- Reign: c. 1605 – c. 1635
- Predecessor: Kaikilani
- Successor: Keakamahana
- Born: c. 1575
- Died: c. 1635 (aged 59–60) Hawaii
- Spouse: Aliʻi Kealiʻiokalani Kaleimakaliʻi Kaleiheana
- Father: Kanaloakuaʻana
- Mother: Kaikilani

= Keākealanikāne =

Keākealanikāne (c. 1575 – c. 1635; Ke-ākea-lani Kāne 'the male heavenly expanse') was an aliʻi nui of the island of Hawaiʻi (c. 1605 – c. 1635). He was the sovereign of Hawaiʻi Island. He is mentioned in the Kumulipo creation chant.
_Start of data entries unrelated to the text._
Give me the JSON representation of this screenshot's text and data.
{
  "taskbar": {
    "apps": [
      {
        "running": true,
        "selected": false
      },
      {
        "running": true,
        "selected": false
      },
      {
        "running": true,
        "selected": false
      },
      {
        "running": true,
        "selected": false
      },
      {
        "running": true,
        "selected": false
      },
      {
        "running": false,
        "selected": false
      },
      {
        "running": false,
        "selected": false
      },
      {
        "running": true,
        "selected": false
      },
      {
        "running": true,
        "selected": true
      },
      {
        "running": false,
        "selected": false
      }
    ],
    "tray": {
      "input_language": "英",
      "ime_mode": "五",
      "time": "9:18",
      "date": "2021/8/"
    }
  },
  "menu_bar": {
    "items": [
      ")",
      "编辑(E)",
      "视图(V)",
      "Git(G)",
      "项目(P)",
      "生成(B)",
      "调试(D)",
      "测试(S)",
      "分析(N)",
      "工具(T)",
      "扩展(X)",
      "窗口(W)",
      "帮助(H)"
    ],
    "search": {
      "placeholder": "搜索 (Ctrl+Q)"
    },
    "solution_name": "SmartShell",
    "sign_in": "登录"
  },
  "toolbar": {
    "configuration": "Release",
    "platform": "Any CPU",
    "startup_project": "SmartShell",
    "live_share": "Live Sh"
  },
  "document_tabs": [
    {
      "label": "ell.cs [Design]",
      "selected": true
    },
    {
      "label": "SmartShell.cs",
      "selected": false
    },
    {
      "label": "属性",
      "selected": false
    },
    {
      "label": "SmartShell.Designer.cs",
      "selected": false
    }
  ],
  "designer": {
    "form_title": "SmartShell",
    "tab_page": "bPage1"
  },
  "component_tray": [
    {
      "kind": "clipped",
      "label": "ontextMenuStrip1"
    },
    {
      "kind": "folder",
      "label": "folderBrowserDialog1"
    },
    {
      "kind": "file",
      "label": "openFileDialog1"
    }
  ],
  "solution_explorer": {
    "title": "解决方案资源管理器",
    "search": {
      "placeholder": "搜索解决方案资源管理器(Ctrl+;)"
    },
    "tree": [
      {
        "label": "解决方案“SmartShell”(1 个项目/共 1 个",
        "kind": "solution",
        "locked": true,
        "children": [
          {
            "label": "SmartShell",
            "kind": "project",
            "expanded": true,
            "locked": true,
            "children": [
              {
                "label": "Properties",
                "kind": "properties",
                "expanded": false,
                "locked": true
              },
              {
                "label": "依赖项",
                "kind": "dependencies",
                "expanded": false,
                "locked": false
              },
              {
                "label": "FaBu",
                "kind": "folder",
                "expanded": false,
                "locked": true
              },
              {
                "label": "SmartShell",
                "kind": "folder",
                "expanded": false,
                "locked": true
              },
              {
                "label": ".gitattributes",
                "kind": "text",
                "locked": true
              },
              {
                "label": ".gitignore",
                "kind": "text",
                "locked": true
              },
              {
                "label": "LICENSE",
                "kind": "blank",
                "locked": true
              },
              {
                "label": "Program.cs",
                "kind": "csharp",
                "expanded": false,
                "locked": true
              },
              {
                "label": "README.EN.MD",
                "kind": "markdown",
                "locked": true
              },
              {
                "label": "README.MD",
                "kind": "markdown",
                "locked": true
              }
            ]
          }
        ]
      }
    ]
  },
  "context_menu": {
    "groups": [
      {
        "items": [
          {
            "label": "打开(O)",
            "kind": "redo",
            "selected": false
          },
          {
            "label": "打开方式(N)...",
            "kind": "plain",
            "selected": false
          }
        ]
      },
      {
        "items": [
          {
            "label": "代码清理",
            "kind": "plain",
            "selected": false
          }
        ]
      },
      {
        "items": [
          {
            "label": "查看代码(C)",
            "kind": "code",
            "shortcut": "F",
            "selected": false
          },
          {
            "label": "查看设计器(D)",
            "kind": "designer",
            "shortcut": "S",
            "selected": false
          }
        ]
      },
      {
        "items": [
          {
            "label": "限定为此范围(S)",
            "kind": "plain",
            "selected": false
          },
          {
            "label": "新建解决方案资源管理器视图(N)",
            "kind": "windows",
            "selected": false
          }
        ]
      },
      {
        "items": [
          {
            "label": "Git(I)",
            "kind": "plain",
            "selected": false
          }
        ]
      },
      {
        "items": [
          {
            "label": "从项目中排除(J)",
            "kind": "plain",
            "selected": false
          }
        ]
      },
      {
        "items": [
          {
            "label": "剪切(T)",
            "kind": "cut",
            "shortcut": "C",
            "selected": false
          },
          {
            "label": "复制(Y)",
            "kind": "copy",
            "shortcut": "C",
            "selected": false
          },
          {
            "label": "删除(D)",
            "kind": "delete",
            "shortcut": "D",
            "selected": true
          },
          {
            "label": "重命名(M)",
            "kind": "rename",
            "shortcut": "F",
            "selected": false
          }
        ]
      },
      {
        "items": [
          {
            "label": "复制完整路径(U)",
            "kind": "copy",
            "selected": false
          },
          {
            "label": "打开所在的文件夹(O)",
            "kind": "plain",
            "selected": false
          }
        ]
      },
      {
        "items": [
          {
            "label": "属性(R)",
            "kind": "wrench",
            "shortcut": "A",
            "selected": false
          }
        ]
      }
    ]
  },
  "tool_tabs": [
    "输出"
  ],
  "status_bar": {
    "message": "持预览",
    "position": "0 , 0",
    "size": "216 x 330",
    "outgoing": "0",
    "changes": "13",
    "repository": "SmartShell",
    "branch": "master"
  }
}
During the reign of Keākealanikāne, several of the more powerful of the district chiefs had assumed an attitude of comparative independence.

==Life==
Keākealanikāne was a son of Queen Kaikilani and Chief Kanaloakuaʻana. He succeeded on the death of his mother in 1605. He married first his sister, Aliʻi Kealiʻiokalani. His second wife was Kaleimakaliʻi and his third wife was Kalaʻaiheana (daughter of Kuaʻana-a-ʻI and Kamaka-o-ʻUmi). She was also a wife of Keawekuikaʻai.

He died around 1635, having had two sons and one daughter: Keawekuikaʻai by Kaleimakaliʻi, Moanakane by Kaleiheana and Keakamahana, Queen of Hawaiʻi by Kealiʻiokalani.

His granddaughter was Queen Keākealaniwahine.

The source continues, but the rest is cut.